To receive services from the VA, a veteran must have served two years of active duty and received an honorable discharge. In some cases there are income eligibility requirements.

Walt Bulter, a member of the VFW and Legion, is most concerned about reaching out to veterans who stubbornly refused to seek VA services for one reason or another. He recently encountered a veteran friend who resisted seeking VA help - saying the waits were too long - despite serious health problems. After some encouragement Butler's friend finally sought help from a VA hospital which diagnosed and successfully treated him for a brain tumor. Butler said the VA gives immediate attention to veterans facing medical emergencies.

The hardest veterans to reach, said Butler, has proven to be younger ones who served in Iraq and Afghanistan.

"Combat veterans get five years of medical and they're not taking advantage of it," noted Sims.
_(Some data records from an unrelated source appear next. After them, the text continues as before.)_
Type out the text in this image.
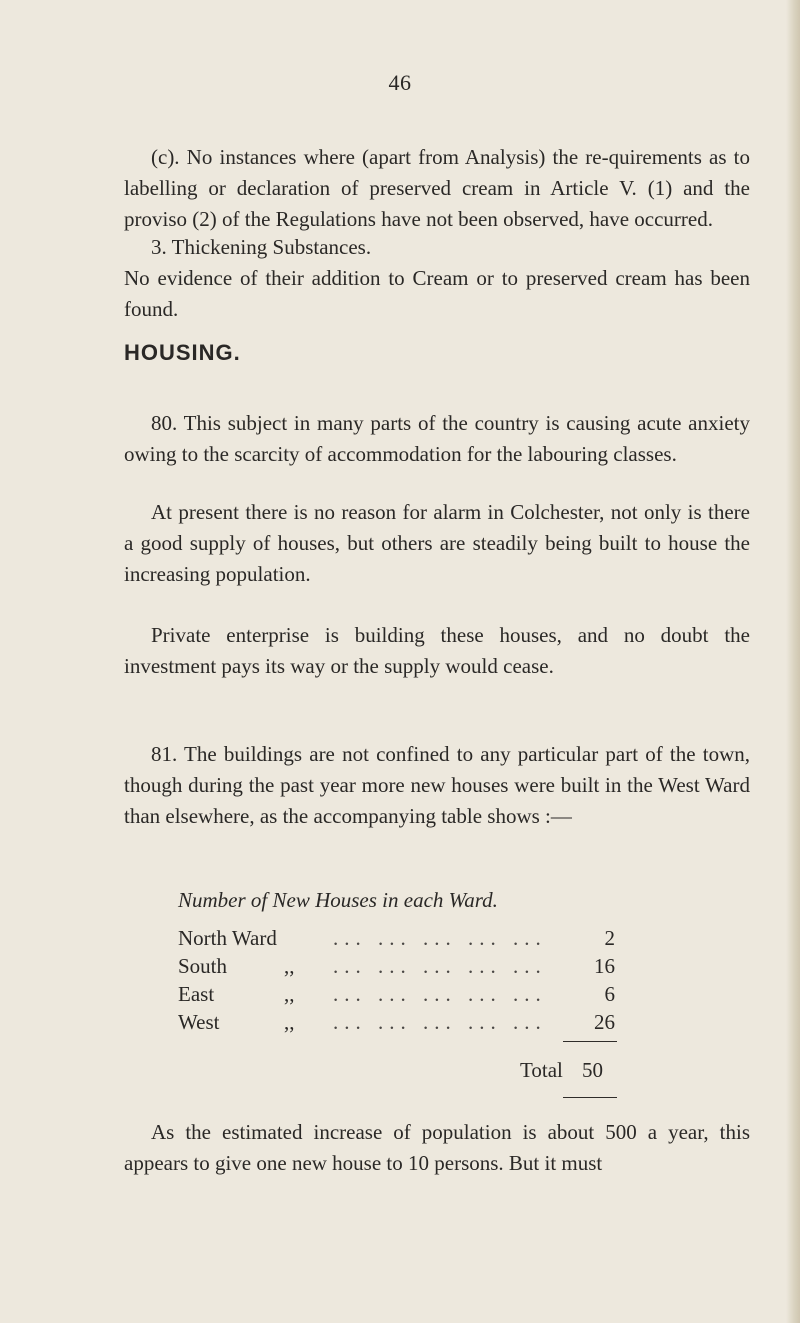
46
(c). No instances where (apart from Analysis) the re-quirements as to labelling or declaration of preserved cream in Article V. (1) and the proviso (2) of the Regulations have not been observed, have occurred.
3. Thickening Substances.
HOUSING.
80. This subject in many parts of the country is causing acute anxiety owing to the scarcity of accommodation for the labouring classes.
At present there is no reason for alarm in Colchester, not only is there a good supply of houses, but others are steadily being built to house the increasing population.
Private enterprise is building these houses, and no doubt the investment pays its way or the supply would cease.
81. The buildings are not confined to any particular part of the town, though during the past year more new houses were built in the West Ward than elsewhere, as the accompanying table shows :—
Number of New Houses in each Ward.
North Ward	... ... ... ... ...	2
South	,, ... ... ... ... ... 16
East	,, ... ... ... ... ...	6
West	,, ... ... ... ... ... 26
Total 50
As the estimated increase of population is about 500 a year, this appears to give one new house to 10 persons. But it must
No evidence of their addition to Cream or to preserved cream has been found.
The VA can also help with counseling. Many of those who served in the recent war fought since 2001 have been deeply affected by it. Sims said he was personally upset to see soldiers and Marines serving long tours of duty - nine to 10 months at a time- only to be rotated back to the front lines three, four and five times after short leaves.

"Most of the tours in Vietnam went twice and that was enough for them," said Sims.

Butler agreed, saying recent veterans have received poor treatment by the government, saying the government has acted like, "We've used you, abused you, now go."

"It's owed to them," said Butler. "It was an earned entitlement."